Skoro zatem za wcześnie na ugody z bankami, to nadal część kredytobiorców liczy, że ich problem uda się rozwiązać w drodze ustawy. Z pewnością okres wyborczy sprzyja obietnicom pomocy tej, czy innej grupie społecznej. Niemniej jednak aktualnie temat frankowiczów pojawia się bardziej w kontekście rozliczenia obecnego prezydenta z ostatnich wyborów. Wówczas obiecywał kredytobiorcom przewalutowanie kredytów po kursie z dnia uruchomienia. W rzeczywistości do dnia dzisiejszego ten pomysł nie doczekał się inicjatywy ustawodawczej. Co prawda znowelizowano przepisy dotyczące Funduszu Wsparcia Kredytobiorców, ale nie rozwiązało to istoty problemu frankowiczów. Bowiem fundusz zapewnia pomoc jedynie osobom fizycznym spłacającym kredyt hipoteczny, które znalazły się w trudnej sytuacji finansowej. Ponadto jest skierowany do wszystkich kredytobiorców, nie tylko tych posiadających kredyty frankowe.

wygrać z bankiem - waluty

Wakacje kredytowe

Podobnie rozwiązano kwestię tzw. wakacji kredytowych. Ze względu na to, że komercyjne wakacje kredytowe oferowane przez banki w wielu przypadkach nie posiadały wystarczającej i jednoznacznej informacji o skutkach finansowych odroczenia spłaty kredyt, zostały poddane kontroli przez UOKIK. Urząd sprawdzał m.in. sposób informowania konsumentów o koszcie odroczenia spłaty rat, czy respektowanie odstąpienia od wprowadzonych do umowy kredytu zmian w zakresie odroczenia spłaty rat kredytu i informowania o tym uprawnieniu. Postępowaniem było objętych 26 banków. Nieprawidłowości zidentyfikowano w przypadku 14 banków. Banki wyeliminowały już wskazane nieprawidłowości lub zadeklarowały wdrożenie wymaganych poprawek w ustalonym terminie.

Jednocześnie podjęto decyzję o wprowadzeniu ustawowych wakacji kredytowych. Zgodnie z uchwalonymi przepisami z takich wakacji mogą skorzystać osoby, które straciły pracę lub główne źródło dochodu po 13 marca 2020 r. Bank nie będzie pobierał opłat za skorzystanie z wakacji kredytowych ani odsetek. Okres spłaty całego zobowiązania wydłuży się o czas wakacji.

W naszej codziennej pracy spotykamy się z wieloma przypadkami osób, które w tym momencie nie decydują się na dochodzenie swoich roszczeń od banku, licząc na pomoc legislacyjną ze strony rządzących.

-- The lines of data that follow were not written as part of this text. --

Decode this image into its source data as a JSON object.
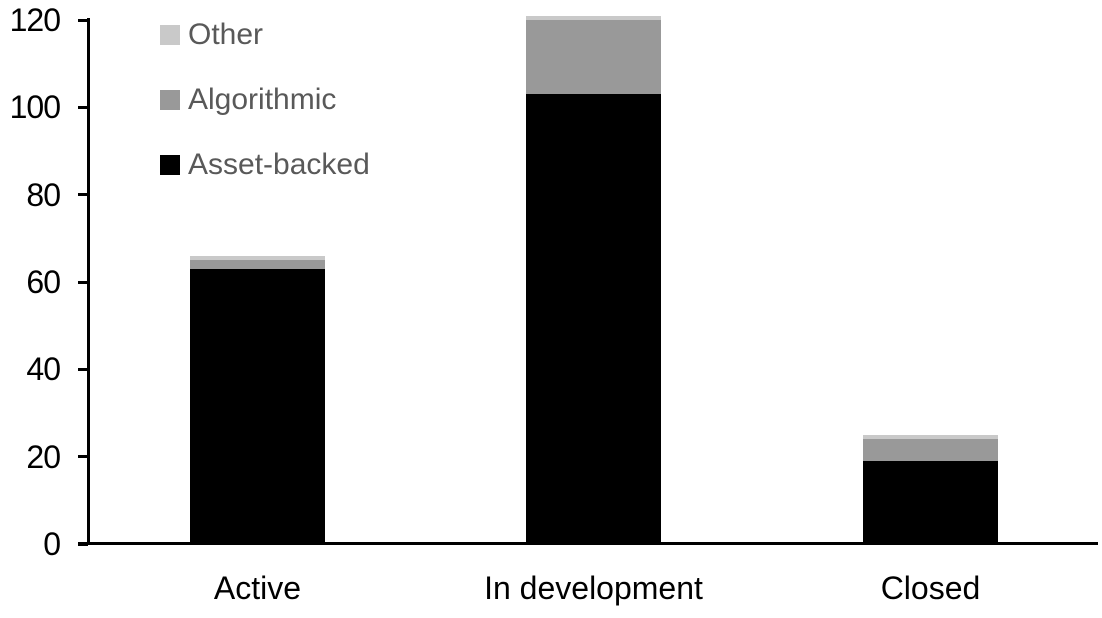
{
  "chart_data": {
    "type": "bar",
    "stacked": true,
    "title": "",
    "xlabel": "",
    "ylabel": "",
    "categories": [
      "Active",
      "In development",
      "Closed"
    ],
    "series": [
      {
        "name": "Asset-backed",
        "color": "#000000",
        "values": [
          63,
          103,
          19
        ]
      },
      {
        "name": "Algorithmic",
        "color": "#999999",
        "values": [
          2,
          17,
          5
        ]
      },
      {
        "name": "Other",
        "color": "#c9c9c9",
        "values": [
          1,
          1,
          1
        ]
      }
    ],
    "totals": [
      66,
      121,
      25
    ],
    "yaxis": {
      "ticks": [
        0,
        20,
        40,
        60,
        80,
        100,
        120
      ],
      "range": [
        0,
        120
      ],
      "grid": false
    },
    "legend": {
      "position": "top-left",
      "order": [
        "Other",
        "Algorithmic",
        "Asset-backed"
      ],
      "text_color": "#595959"
    }
  },
  "colors": {
    "background": "#ffffff",
    "axis": "#000000",
    "axis_label_color": "#000000"
  }
}
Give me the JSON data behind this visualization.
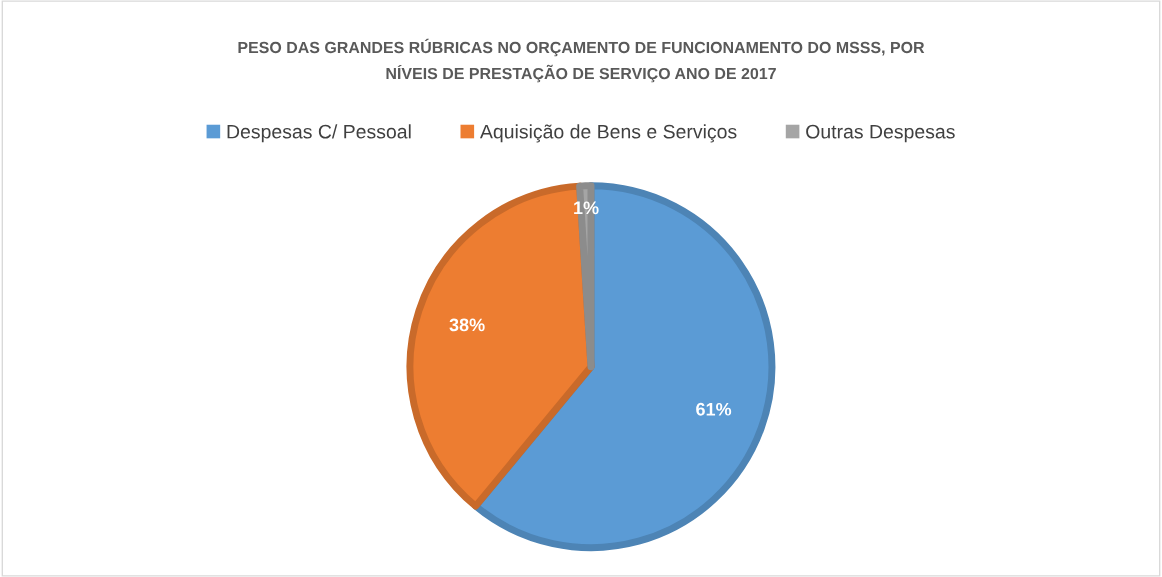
{
  "chart_data": {
    "type": "pie",
    "title": "PESO DAS GRANDES RÚBRICAS NO ORÇAMENTO DE FUNCIONAMENTO DO MSSS, POR\nNÍVEIS DE PRESTAÇÃO DE SERVIÇO ANO DE 2017",
    "categories": [
      "Despesas C/ Pessoal",
      "Aquisição de Bens e Serviços",
      "Outras Despesas"
    ],
    "values": [
      61,
      38,
      1
    ],
    "colors": [
      "#5b9bd5",
      "#ed7d31",
      "#a5a5a5"
    ],
    "value_labels": [
      "61%",
      "38%",
      "1%"
    ],
    "legend": "top"
  }
}
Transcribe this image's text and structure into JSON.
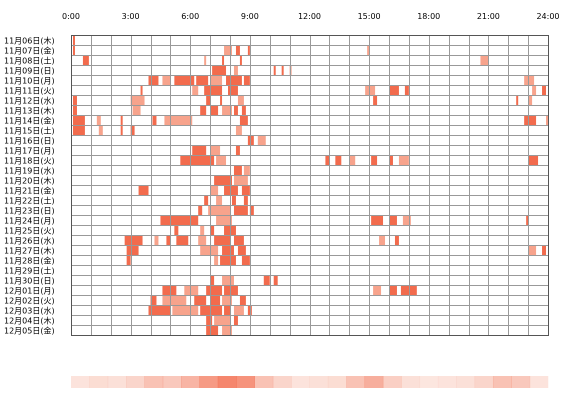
{
  "chart_data": {
    "type": "heatmap",
    "title": "",
    "xlabel": "",
    "ylabel": "",
    "xlim": [
      0,
      24
    ],
    "x_ticks": [
      "0:00",
      "3:00",
      "6:00",
      "9:00",
      "12:00",
      "15:00",
      "18:00",
      "21:00",
      "24:00"
    ],
    "grid": true,
    "colors": {
      "activity": "#f26b4d",
      "activity_light": "#f7a38c",
      "grid": "#999999",
      "border": "#555555"
    },
    "rows": [
      {
        "date": "11月06日(木)",
        "spans": [
          [
            0.1,
            0.2
          ]
        ]
      },
      {
        "date": "11月07日(金)",
        "spans": [
          [
            0.1,
            0.2
          ],
          [
            7.7,
            8.1
          ],
          [
            8.3,
            8.5
          ],
          [
            8.9,
            9.0
          ],
          [
            14.9,
            15.0
          ]
        ]
      },
      {
        "date": "11月08日(土)",
        "spans": [
          [
            0.6,
            0.9
          ],
          [
            6.7,
            6.8
          ],
          [
            7.6,
            7.7
          ],
          [
            8.5,
            8.6
          ],
          [
            20.6,
            21.0
          ]
        ]
      },
      {
        "date": "11月09日(日)",
        "spans": [
          [
            7.1,
            7.8
          ],
          [
            8.2,
            8.4
          ],
          [
            10.2,
            10.3
          ],
          [
            10.6,
            10.7
          ],
          [
            11.0,
            11.1
          ]
        ]
      },
      {
        "date": "11月10日(月)",
        "spans": [
          [
            3.9,
            4.4
          ],
          [
            4.6,
            5.0
          ],
          [
            5.2,
            6.2
          ],
          [
            6.3,
            6.9
          ],
          [
            7.0,
            7.6
          ],
          [
            7.8,
            8.6
          ],
          [
            8.7,
            9.0
          ],
          [
            22.8,
            23.3
          ]
        ]
      },
      {
        "date": "11月11日(火)",
        "spans": [
          [
            3.5,
            3.6
          ],
          [
            6.1,
            6.4
          ],
          [
            6.7,
            7.6
          ],
          [
            7.9,
            8.4
          ],
          [
            14.8,
            15.3
          ],
          [
            16.0,
            16.5
          ],
          [
            16.8,
            17.0
          ],
          [
            23.2,
            23.4
          ],
          [
            23.7,
            23.9
          ]
        ]
      },
      {
        "date": "11月12日(水)",
        "spans": [
          [
            0.1,
            0.3
          ],
          [
            3.0,
            3.7
          ],
          [
            6.8,
            7.0
          ],
          [
            7.5,
            7.6
          ],
          [
            8.4,
            8.7
          ],
          [
            15.2,
            15.4
          ],
          [
            22.4,
            22.5
          ],
          [
            23.0,
            23.2
          ]
        ]
      },
      {
        "date": "11月13日(木)",
        "spans": [
          [
            0.1,
            0.3
          ],
          [
            3.1,
            3.5
          ],
          [
            6.5,
            6.8
          ],
          [
            7.0,
            7.4
          ],
          [
            7.6,
            8.1
          ],
          [
            8.2,
            8.4
          ],
          [
            8.6,
            8.8
          ]
        ]
      },
      {
        "date": "11月14日(金)",
        "spans": [
          [
            0.1,
            0.7
          ],
          [
            1.3,
            1.5
          ],
          [
            2.5,
            2.6
          ],
          [
            4.1,
            4.3
          ],
          [
            4.7,
            6.1
          ],
          [
            8.5,
            8.9
          ],
          [
            22.8,
            23.4
          ],
          [
            23.9,
            24.0
          ]
        ]
      },
      {
        "date": "11月15日(土)",
        "spans": [
          [
            0.1,
            0.7
          ],
          [
            1.4,
            1.6
          ],
          [
            2.5,
            2.6
          ],
          [
            3.0,
            3.2
          ],
          [
            8.3,
            8.6
          ]
        ]
      },
      {
        "date": "11月16日(日)",
        "spans": [
          [
            8.9,
            9.2
          ],
          [
            9.4,
            9.8
          ]
        ]
      },
      {
        "date": "11月17日(月)",
        "spans": [
          [
            6.1,
            6.8
          ],
          [
            7.0,
            7.5
          ],
          [
            8.3,
            8.5
          ]
        ]
      },
      {
        "date": "11月18日(火)",
        "spans": [
          [
            5.5,
            7.2
          ],
          [
            7.3,
            7.8
          ],
          [
            12.8,
            13.0
          ],
          [
            13.3,
            13.6
          ],
          [
            14.0,
            14.3
          ],
          [
            15.1,
            15.4
          ],
          [
            16.0,
            16.2
          ],
          [
            16.5,
            17.0
          ],
          [
            23.0,
            23.5
          ]
        ]
      },
      {
        "date": "11月19日(水)",
        "spans": [
          [
            8.2,
            8.6
          ],
          [
            8.7,
            9.0
          ]
        ]
      },
      {
        "date": "11月20日(木)",
        "spans": [
          [
            7.2,
            8.1
          ],
          [
            8.2,
            8.9
          ]
        ]
      },
      {
        "date": "11月21日(金)",
        "spans": [
          [
            3.4,
            3.9
          ],
          [
            7.0,
            7.4
          ],
          [
            7.7,
            8.4
          ],
          [
            8.6,
            9.0
          ]
        ]
      },
      {
        "date": "11月22日(土)",
        "spans": [
          [
            6.7,
            6.9
          ],
          [
            7.3,
            7.6
          ],
          [
            8.1,
            8.3
          ],
          [
            8.7,
            8.9
          ]
        ]
      },
      {
        "date": "11月23日(日)",
        "spans": [
          [
            6.4,
            6.6
          ],
          [
            6.9,
            8.0
          ],
          [
            8.2,
            8.9
          ],
          [
            9.0,
            9.2
          ]
        ]
      },
      {
        "date": "11月24日(月)",
        "spans": [
          [
            4.5,
            6.4
          ],
          [
            7.3,
            8.1
          ],
          [
            15.1,
            15.7
          ],
          [
            16.0,
            16.4
          ],
          [
            16.7,
            17.1
          ],
          [
            22.9,
            23.0
          ]
        ]
      },
      {
        "date": "11月25日(火)",
        "spans": [
          [
            5.2,
            5.4
          ],
          [
            6.5,
            6.7
          ],
          [
            7.0,
            7.2
          ],
          [
            7.7,
            8.3
          ]
        ]
      },
      {
        "date": "11月26日(水)",
        "spans": [
          [
            2.7,
            3.6
          ],
          [
            4.2,
            4.4
          ],
          [
            4.8,
            5.0
          ],
          [
            5.3,
            5.9
          ],
          [
            6.4,
            6.8
          ],
          [
            7.2,
            8.0
          ],
          [
            8.2,
            8.7
          ],
          [
            15.5,
            15.8
          ],
          [
            16.3,
            16.5
          ]
        ]
      },
      {
        "date": "11月27日(木)",
        "spans": [
          [
            2.8,
            3.4
          ],
          [
            6.5,
            7.4
          ],
          [
            7.6,
            8.2
          ],
          [
            8.4,
            8.8
          ],
          [
            23.0,
            23.4
          ],
          [
            23.7,
            23.9
          ]
        ]
      },
      {
        "date": "11月28日(金)",
        "spans": [
          [
            2.8,
            3.0
          ],
          [
            7.2,
            7.4
          ],
          [
            7.5,
            8.3
          ],
          [
            8.6,
            9.0
          ]
        ]
      },
      {
        "date": "11月29日(土)",
        "spans": []
      },
      {
        "date": "11月30日(日)",
        "spans": [
          [
            7.0,
            7.2
          ],
          [
            7.6,
            8.2
          ],
          [
            9.7,
            10.0
          ],
          [
            10.2,
            10.4
          ]
        ]
      },
      {
        "date": "12月01日(月)",
        "spans": [
          [
            4.6,
            5.3
          ],
          [
            5.7,
            6.4
          ],
          [
            6.8,
            7.6
          ],
          [
            7.7,
            8.4
          ],
          [
            15.2,
            15.6
          ],
          [
            16.0,
            16.4
          ],
          [
            16.6,
            17.4
          ]
        ]
      },
      {
        "date": "12月02日(火)",
        "spans": [
          [
            4.0,
            4.3
          ],
          [
            4.6,
            5.8
          ],
          [
            6.2,
            6.8
          ],
          [
            7.0,
            7.5
          ],
          [
            7.6,
            8.1
          ],
          [
            8.5,
            8.8
          ]
        ]
      },
      {
        "date": "12月03日(水)",
        "spans": [
          [
            3.9,
            5.0
          ],
          [
            5.1,
            6.4
          ],
          [
            6.5,
            7.6
          ],
          [
            7.7,
            8.0
          ],
          [
            8.2,
            8.7
          ],
          [
            8.9,
            9.1
          ]
        ]
      },
      {
        "date": "12月04日(木)",
        "spans": [
          [
            6.8,
            7.1
          ],
          [
            7.2,
            8.0
          ],
          [
            8.2,
            8.4
          ]
        ]
      },
      {
        "date": "12月05日(金)",
        "spans": [
          [
            6.8,
            7.4
          ],
          [
            7.6,
            8.1
          ]
        ]
      }
    ],
    "summary_strip": [
      0.1,
      0.15,
      0.12,
      0.2,
      0.35,
      0.3,
      0.45,
      0.65,
      0.8,
      0.7,
      0.35,
      0.2,
      0.1,
      0.12,
      0.15,
      0.35,
      0.5,
      0.25,
      0.12,
      0.08,
      0.1,
      0.12,
      0.2,
      0.35,
      0.3,
      0.1
    ]
  }
}
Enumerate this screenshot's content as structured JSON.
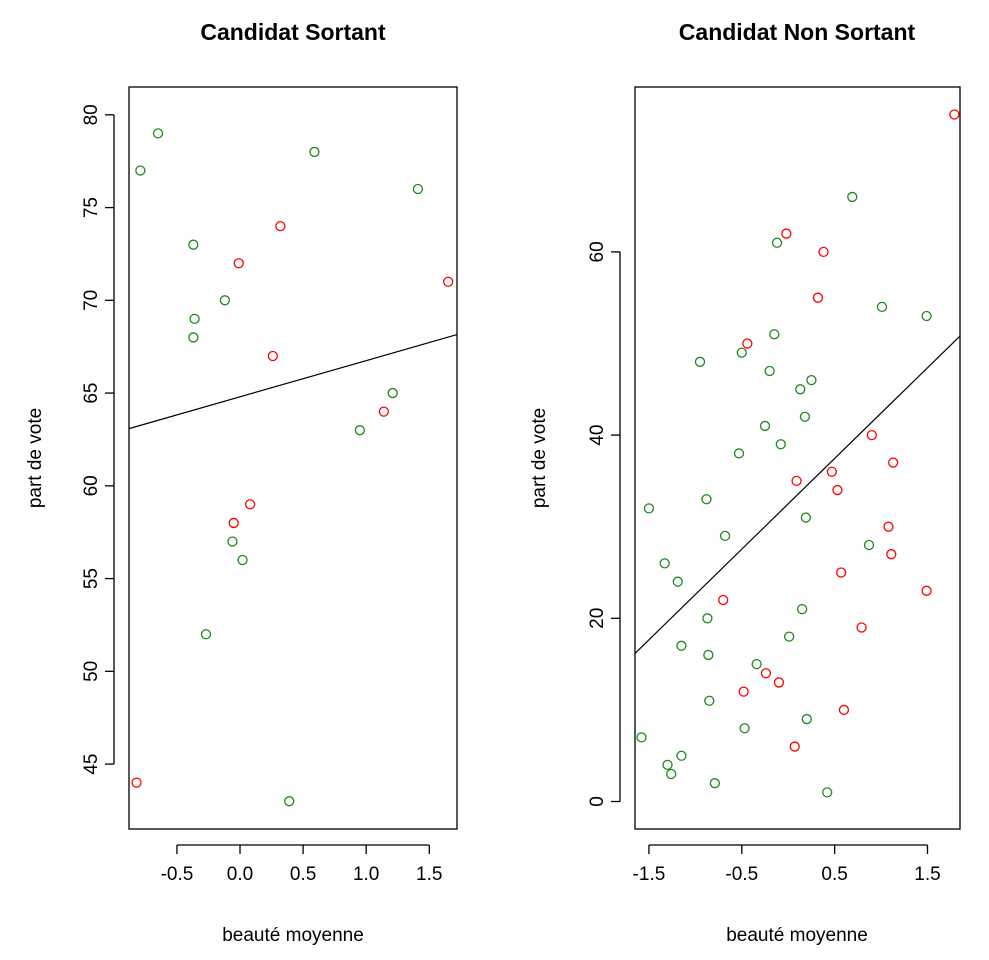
{
  "chart_data": [
    {
      "type": "scatter",
      "title": "Candidat Sortant",
      "xlabel": "beauté moyenne",
      "ylabel": "part de vote",
      "xlim": [
        -0.88,
        1.72
      ],
      "ylim": [
        41.5,
        81.5
      ],
      "x_ticks": [
        -0.5,
        0.0,
        0.5,
        1.0,
        1.5
      ],
      "x_tick_labels": [
        "-0.5",
        "0.0",
        "0.5",
        "1.0",
        "1.5"
      ],
      "y_ticks": [
        45,
        50,
        55,
        60,
        65,
        70,
        75,
        80
      ],
      "y_tick_labels": [
        "45",
        "50",
        "55",
        "60",
        "65",
        "70",
        "75",
        "80"
      ],
      "colors": {
        "green": "#1a8a1a",
        "red": "#ff0000"
      },
      "fit_line": {
        "intercept": 64.8,
        "slope": 1.95
      },
      "points": [
        {
          "x": -0.79,
          "y": 77,
          "color": "green"
        },
        {
          "x": -0.65,
          "y": 79,
          "color": "green"
        },
        {
          "x": -0.37,
          "y": 73,
          "color": "green"
        },
        {
          "x": -0.36,
          "y": 69,
          "color": "green"
        },
        {
          "x": -0.37,
          "y": 68,
          "color": "green"
        },
        {
          "x": -0.12,
          "y": 70,
          "color": "green"
        },
        {
          "x": -0.01,
          "y": 72,
          "color": "red"
        },
        {
          "x": 0.32,
          "y": 74,
          "color": "red"
        },
        {
          "x": 0.59,
          "y": 78,
          "color": "green"
        },
        {
          "x": 0.26,
          "y": 67,
          "color": "red"
        },
        {
          "x": 1.41,
          "y": 76,
          "color": "green"
        },
        {
          "x": 1.65,
          "y": 71,
          "color": "red"
        },
        {
          "x": 1.21,
          "y": 65,
          "color": "green"
        },
        {
          "x": 1.14,
          "y": 64,
          "color": "red"
        },
        {
          "x": 0.95,
          "y": 63,
          "color": "green"
        },
        {
          "x": 0.08,
          "y": 59,
          "color": "red"
        },
        {
          "x": -0.05,
          "y": 58,
          "color": "red"
        },
        {
          "x": -0.06,
          "y": 57,
          "color": "green"
        },
        {
          "x": 0.02,
          "y": 56,
          "color": "green"
        },
        {
          "x": -0.27,
          "y": 52,
          "color": "green"
        },
        {
          "x": -0.82,
          "y": 44,
          "color": "red"
        },
        {
          "x": 0.39,
          "y": 43,
          "color": "green"
        }
      ]
    },
    {
      "type": "scatter",
      "title": "Candidat Non Sortant",
      "xlabel": "beauté moyenne",
      "ylabel": "part de vote",
      "xlim": [
        -1.65,
        1.85
      ],
      "ylim": [
        -3,
        78
      ],
      "x_ticks": [
        -1.5,
        -0.5,
        0.5,
        1.5
      ],
      "x_tick_labels": [
        "-1.5",
        "-0.5",
        "0.5",
        "1.5"
      ],
      "y_ticks": [
        0,
        20,
        40,
        60
      ],
      "y_tick_labels": [
        "0",
        "20",
        "40",
        "60"
      ],
      "colors": {
        "green": "#1a8a1a",
        "red": "#ff0000"
      },
      "fit_line": {
        "intercept": 32.5,
        "slope": 9.9
      },
      "points": [
        {
          "x": 1.79,
          "y": 75,
          "color": "red"
        },
        {
          "x": 0.69,
          "y": 66,
          "color": "green"
        },
        {
          "x": -0.02,
          "y": 62,
          "color": "red"
        },
        {
          "x": -0.12,
          "y": 61,
          "color": "green"
        },
        {
          "x": 0.38,
          "y": 60,
          "color": "red"
        },
        {
          "x": 0.32,
          "y": 55,
          "color": "red"
        },
        {
          "x": 1.01,
          "y": 54,
          "color": "green"
        },
        {
          "x": 1.49,
          "y": 53,
          "color": "green"
        },
        {
          "x": -0.15,
          "y": 51,
          "color": "green"
        },
        {
          "x": -0.44,
          "y": 50,
          "color": "red"
        },
        {
          "x": -0.5,
          "y": 49,
          "color": "green"
        },
        {
          "x": -0.95,
          "y": 48,
          "color": "green"
        },
        {
          "x": -0.2,
          "y": 47,
          "color": "green"
        },
        {
          "x": 0.25,
          "y": 46,
          "color": "green"
        },
        {
          "x": 0.13,
          "y": 45,
          "color": "green"
        },
        {
          "x": 0.18,
          "y": 42,
          "color": "green"
        },
        {
          "x": -0.25,
          "y": 41,
          "color": "green"
        },
        {
          "x": 0.9,
          "y": 40,
          "color": "red"
        },
        {
          "x": -0.08,
          "y": 39,
          "color": "green"
        },
        {
          "x": -0.53,
          "y": 38,
          "color": "green"
        },
        {
          "x": 1.13,
          "y": 37,
          "color": "red"
        },
        {
          "x": 0.47,
          "y": 36,
          "color": "red"
        },
        {
          "x": 0.09,
          "y": 35,
          "color": "red"
        },
        {
          "x": 0.53,
          "y": 34,
          "color": "red"
        },
        {
          "x": -0.88,
          "y": 33,
          "color": "green"
        },
        {
          "x": -1.5,
          "y": 32,
          "color": "green"
        },
        {
          "x": 0.19,
          "y": 31,
          "color": "green"
        },
        {
          "x": 1.08,
          "y": 30,
          "color": "red"
        },
        {
          "x": -0.68,
          "y": 29,
          "color": "green"
        },
        {
          "x": 0.87,
          "y": 28,
          "color": "green"
        },
        {
          "x": 1.11,
          "y": 27,
          "color": "red"
        },
        {
          "x": -1.33,
          "y": 26,
          "color": "green"
        },
        {
          "x": 0.57,
          "y": 25,
          "color": "red"
        },
        {
          "x": -1.19,
          "y": 24,
          "color": "green"
        },
        {
          "x": 1.49,
          "y": 23,
          "color": "red"
        },
        {
          "x": -0.7,
          "y": 22,
          "color": "red"
        },
        {
          "x": 0.15,
          "y": 21,
          "color": "green"
        },
        {
          "x": -0.87,
          "y": 20,
          "color": "green"
        },
        {
          "x": 0.79,
          "y": 19,
          "color": "red"
        },
        {
          "x": 0.01,
          "y": 18,
          "color": "green"
        },
        {
          "x": -1.15,
          "y": 17,
          "color": "green"
        },
        {
          "x": -0.86,
          "y": 16,
          "color": "green"
        },
        {
          "x": -0.34,
          "y": 15,
          "color": "green"
        },
        {
          "x": -0.24,
          "y": 14,
          "color": "red"
        },
        {
          "x": -0.1,
          "y": 13,
          "color": "red"
        },
        {
          "x": -0.48,
          "y": 12,
          "color": "red"
        },
        {
          "x": -0.85,
          "y": 11,
          "color": "green"
        },
        {
          "x": 0.6,
          "y": 10,
          "color": "red"
        },
        {
          "x": 0.2,
          "y": 9,
          "color": "green"
        },
        {
          "x": -0.47,
          "y": 8,
          "color": "green"
        },
        {
          "x": -1.58,
          "y": 7,
          "color": "green"
        },
        {
          "x": 0.07,
          "y": 6,
          "color": "red"
        },
        {
          "x": -1.15,
          "y": 5,
          "color": "green"
        },
        {
          "x": -1.3,
          "y": 4,
          "color": "green"
        },
        {
          "x": -1.26,
          "y": 3,
          "color": "green"
        },
        {
          "x": -0.79,
          "y": 2,
          "color": "green"
        },
        {
          "x": 0.42,
          "y": 1,
          "color": "green"
        }
      ]
    }
  ]
}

Oczywiście decyzja o pozwaniu banku powinna być świadoma i trzeba do niej dojrzeć. Niemniej jednak ostatnie lata pokazały, że nawet w innych państwach tj. Węgry czy Chorwacja, w których podjęto próbę ustawowego uregulowania zobowiązań frankowych, nie rozwiązano tego problemu kompleksowo. I część kredytobiorców i tak dochodzi pełni swoich roszczeń w sądzie. Oczywiście wprowadzenie ustawowych wakacji kredytowych należy uznać za dobre posunięcie. Ale nadal służy jedynie wybranym kredytobiorcom i nie załatwia istoty sprawy rosnącego salda zadłużenia w kredytach frankowych – dodaje Paweł Wójcik.